In response to the flood threat from Nicholas, the University of Houston closed its campus at 3 p.m. Monday, and UH President Renu Khator said the school will remain shut down on Tuesday. Houston Community College also closed all of its campuses as of 2 p.m. Monday and will remain closed Tuesday; all HCC classes, in-person and online, have been canceled for Tuesday.
Unfortunately, due to the approaching storm in Houston, I’ve been advised that tonight’s show at the Toyota Center can’t happen. Safety must take priority, so please go home and be safe.— Harry Styles. (@Harry_Styles) September 13, 2021
I’m so sorry, thank you for understanding.
I love you all. H
Rice University has decided to go forward with classes on Tuesday, shifting all in-person classes to be held online instead of cancelling them. Similarly, South Texas College of Law decided to move all classes to remote delivery as of 5:30 p.m. Monday and through Tuesday.
METRO Houston announced late Monday afternoon that it would suspend local bus and light rail service at 7 p.m. Monday. A METRO press release stated the department would “continue to monitor the severe weather” on Tuesday and will resume service “only when it is safe to do so.” The city of Houston’s Solid Waste Management Department also announced Monday afternoon that trash pickup and all of its other services will be suspended all day Tuesday due to Nicholas “to ensure the department’s employee safety.”

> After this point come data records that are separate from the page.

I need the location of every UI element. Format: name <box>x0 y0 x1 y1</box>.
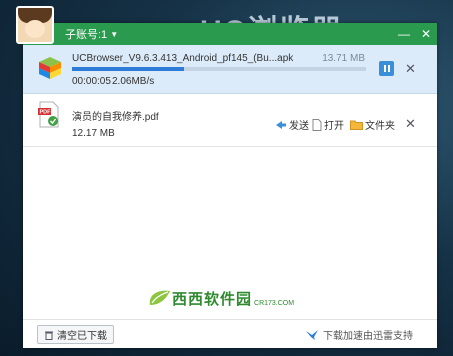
completed-file-name: 演员的自我修养.pdf <box>72 112 159 123</box>
remove-download-button[interactable]: ✕ <box>405 62 416 75</box>
pdf-file-icon: PDF <box>38 101 59 128</box>
thunder-acceleration-link[interactable]: 下载加速由迅雷支持 <box>305 327 413 342</box>
thunder-bird-icon <box>306 329 318 340</box>
remove-completed-button[interactable]: ✕ <box>405 117 416 130</box>
clear-downloaded-label: 清空已下载 <box>57 331 107 342</box>
folder-label: 文件夹 <box>365 121 395 132</box>
chevron-down-icon: ▼ <box>110 29 119 39</box>
pause-icon <box>383 65 386 72</box>
close-icon: ✕ <box>420 27 432 41</box>
pause-button[interactable] <box>379 61 394 76</box>
close-icon: ✕ <box>405 61 416 76</box>
svg-text:PDF: PDF <box>40 110 52 116</box>
account-switcher[interactable]: 子账号:1 ▼ <box>65 26 118 42</box>
trash-icon <box>45 331 53 340</box>
apk-package-icon <box>39 57 61 79</box>
close-icon: ✕ <box>405 116 416 131</box>
time-remaining: 00:00:05 <box>72 76 111 87</box>
send-icon <box>276 120 286 129</box>
download-progress-bar <box>72 67 366 71</box>
send-label: 发送 <box>289 121 309 132</box>
download-file-size: 13.71 MB <box>322 53 365 64</box>
folder-icon <box>350 120 363 130</box>
document-icon <box>312 118 322 131</box>
watermark-subtext: CR173.COM <box>254 299 295 307</box>
watermark-text: 西西软件园 <box>172 290 253 308</box>
account-label: 子账号:1 <box>65 29 108 41</box>
download-item-completed[interactable]: PDF 演员的自我修养.pdf 12.17 MB 发送 打开 文件夹 ✕ <box>23 94 437 147</box>
minimize-button[interactable]: — <box>393 23 415 45</box>
download-progress-fill <box>72 67 184 71</box>
send-button[interactable]: 发送 <box>275 117 309 132</box>
title-bar: 子账号:1 ▼ — ✕ <box>23 23 437 45</box>
user-avatar[interactable] <box>16 6 54 44</box>
watermark-leaf-icon <box>149 290 170 305</box>
watermark-logo: 西西软件园 CR173.COM <box>146 287 294 309</box>
thunder-acceleration-label: 下载加速由迅雷支持 <box>323 331 413 342</box>
completed-file-size: 12.17 MB <box>72 128 115 139</box>
close-window-button[interactable]: ✕ <box>415 23 437 45</box>
minimize-icon: — <box>398 27 410 41</box>
clear-downloaded-button[interactable]: 清空已下载 <box>37 325 114 344</box>
footer-bar: 清空已下载 下载加速由迅雷支持 <box>23 319 437 348</box>
open-folder-button[interactable]: 文件夹 <box>350 117 395 132</box>
open-button[interactable]: 打开 <box>312 117 344 132</box>
download-speed: 2.06MB/s <box>112 76 155 87</box>
download-item-active[interactable]: UCBrowser_V9.6.3.413_Android_pf145_(Bu..… <box>23 45 437 94</box>
open-label: 打开 <box>324 121 344 132</box>
download-file-name: UCBrowser_V9.6.3.413_Android_pf145_(Bu..… <box>72 53 294 64</box>
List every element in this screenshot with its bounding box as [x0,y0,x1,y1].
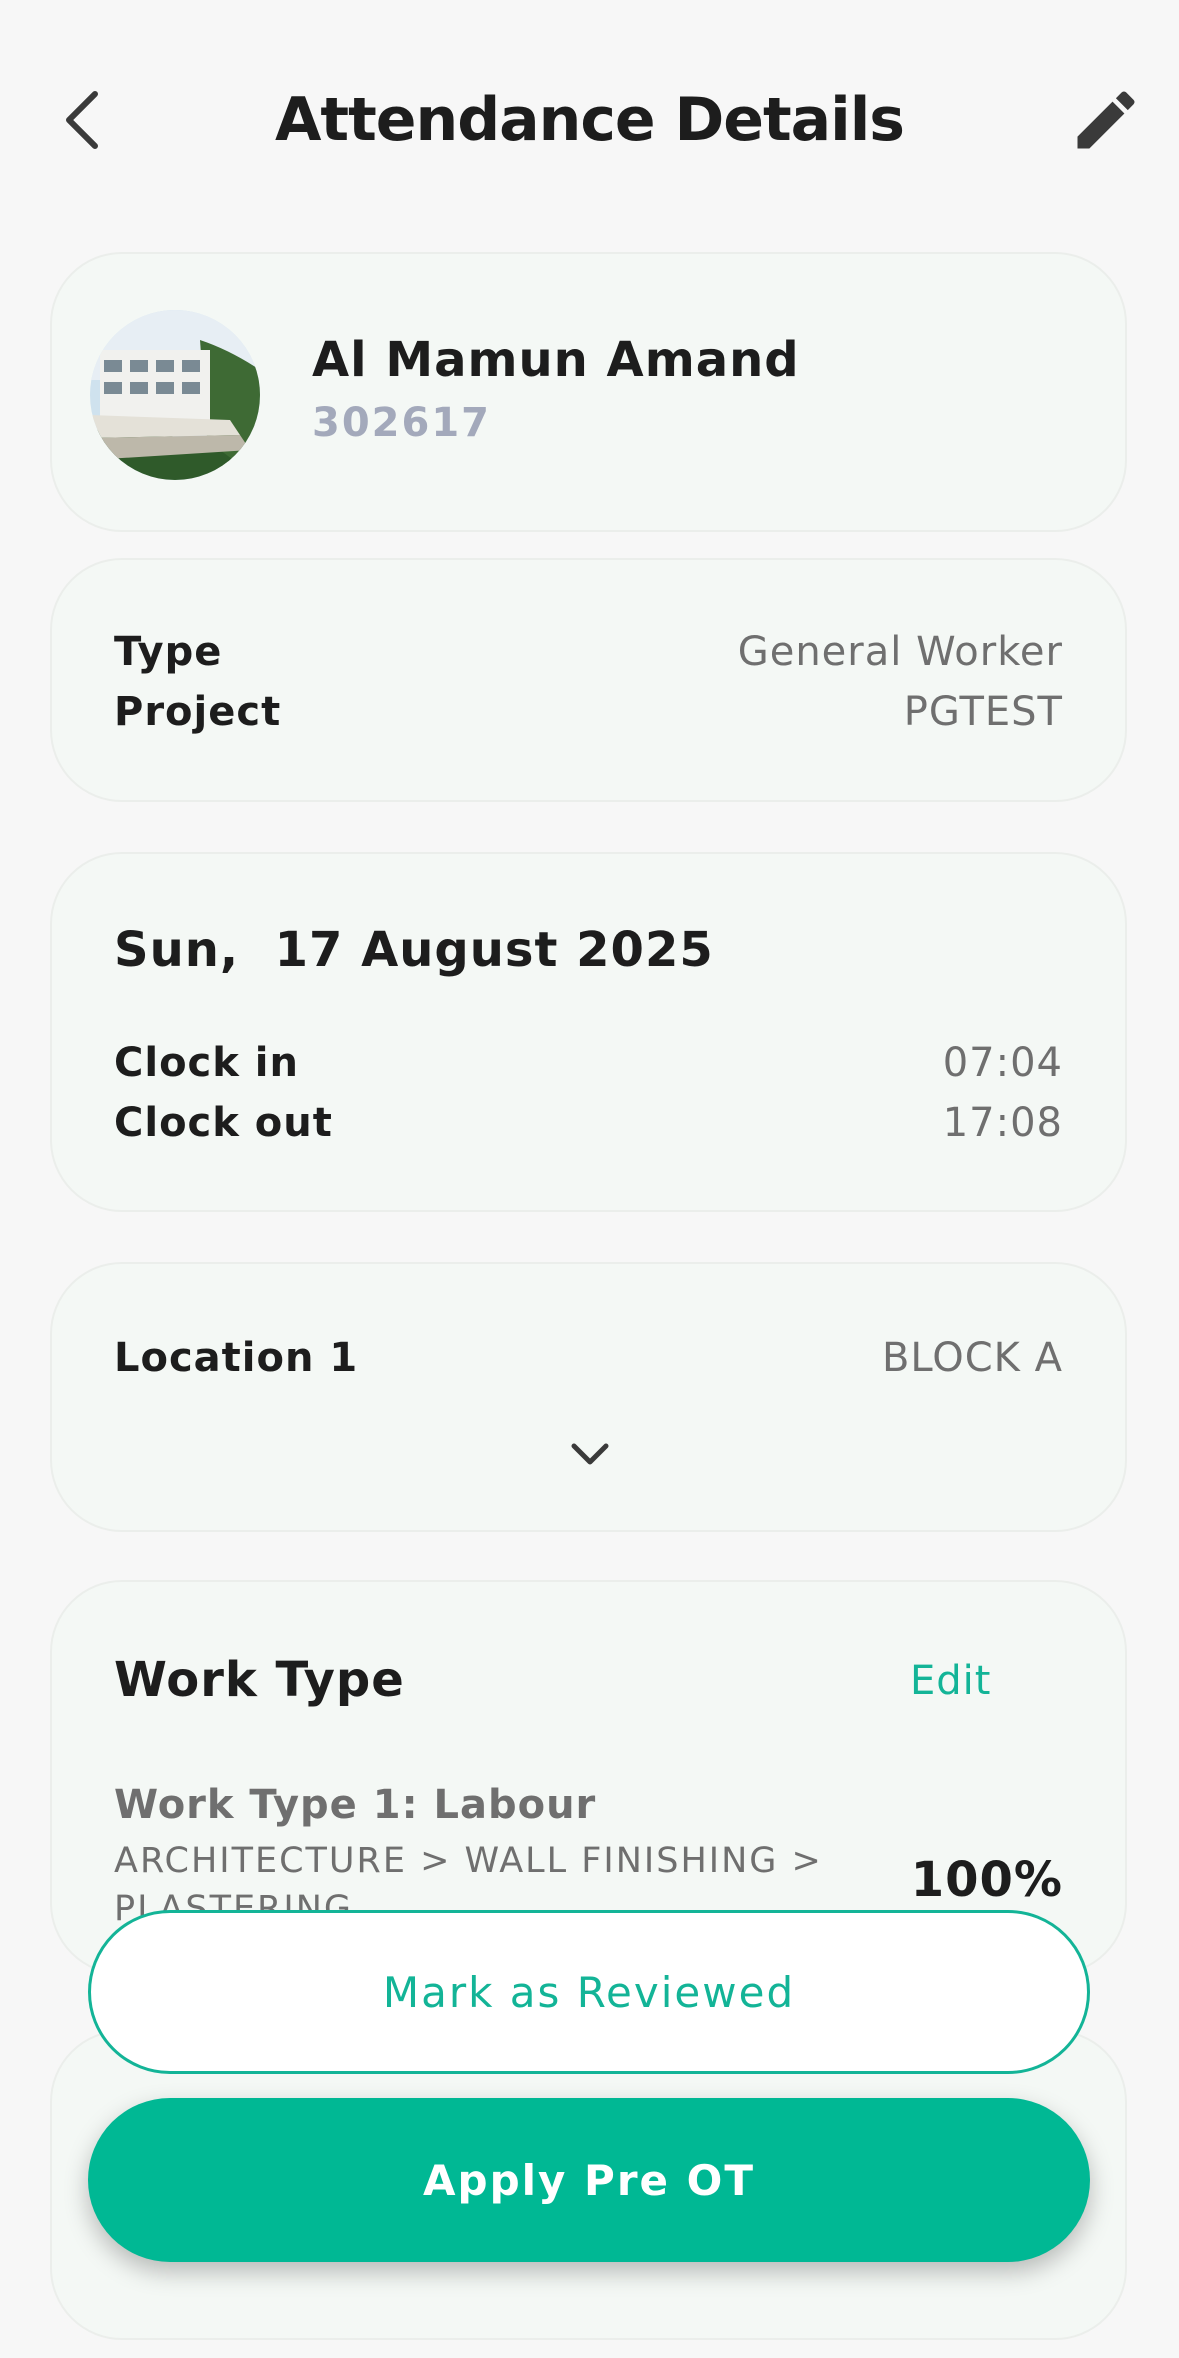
clock-out-row: Clock out 17:08 [114,1093,1063,1153]
location-row: Location 1 BLOCK A [114,1328,1063,1388]
mark-reviewed-button[interactable]: Mark as Reviewed [88,1910,1090,2074]
attendance-card: Sun, 17 August 2025 Clock in 07:04 Clock… [50,852,1127,1212]
clock-in-label: Clock in [114,1040,299,1086]
clock-out-value: 17:08 [942,1100,1063,1146]
clock-in-row: Clock in 07:04 [114,1033,1063,1093]
work-type-edit-link[interactable]: Edit [910,1658,991,1704]
worker-info-card: Type General Worker Project PGTEST [50,558,1127,802]
work-type-title: Work Type [114,1652,405,1708]
page-title: Attendance Details [274,85,905,155]
clock-in-value: 07:04 [942,1040,1063,1086]
avatar [90,310,260,480]
pencil-icon [1077,91,1135,149]
worker-id: 302617 [312,400,491,446]
attendance-date: Sun, 17 August 2025 [114,922,714,978]
clock-out-label: Clock out [114,1100,333,1146]
work-type-item-title: Work Type 1: Labour [114,1782,597,1828]
worker-profile-card: Al Mamun Amand 302617 [50,252,1127,532]
expand-toggle[interactable] [562,1434,618,1474]
location-label: Location 1 [114,1335,359,1381]
type-label: Type [114,629,223,675]
project-label: Project [114,689,282,735]
location-value: BLOCK A [881,1335,1063,1381]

All Houston Public Library branches will be closed Tuesday.
Alongside Hidalgo, Houston City Councilmember Abbie Kamin urged city residents to bring their trash bins inside if they’d already put them out for their regular Tuesday pickup. She said all trash pickups, including those cancelled Tuesday, would resume Wednesday.
“We don’t want to see bins going down the street and floating down the street,” Kamin said. “We also don’t want trash and debris blocking drains and ditches.”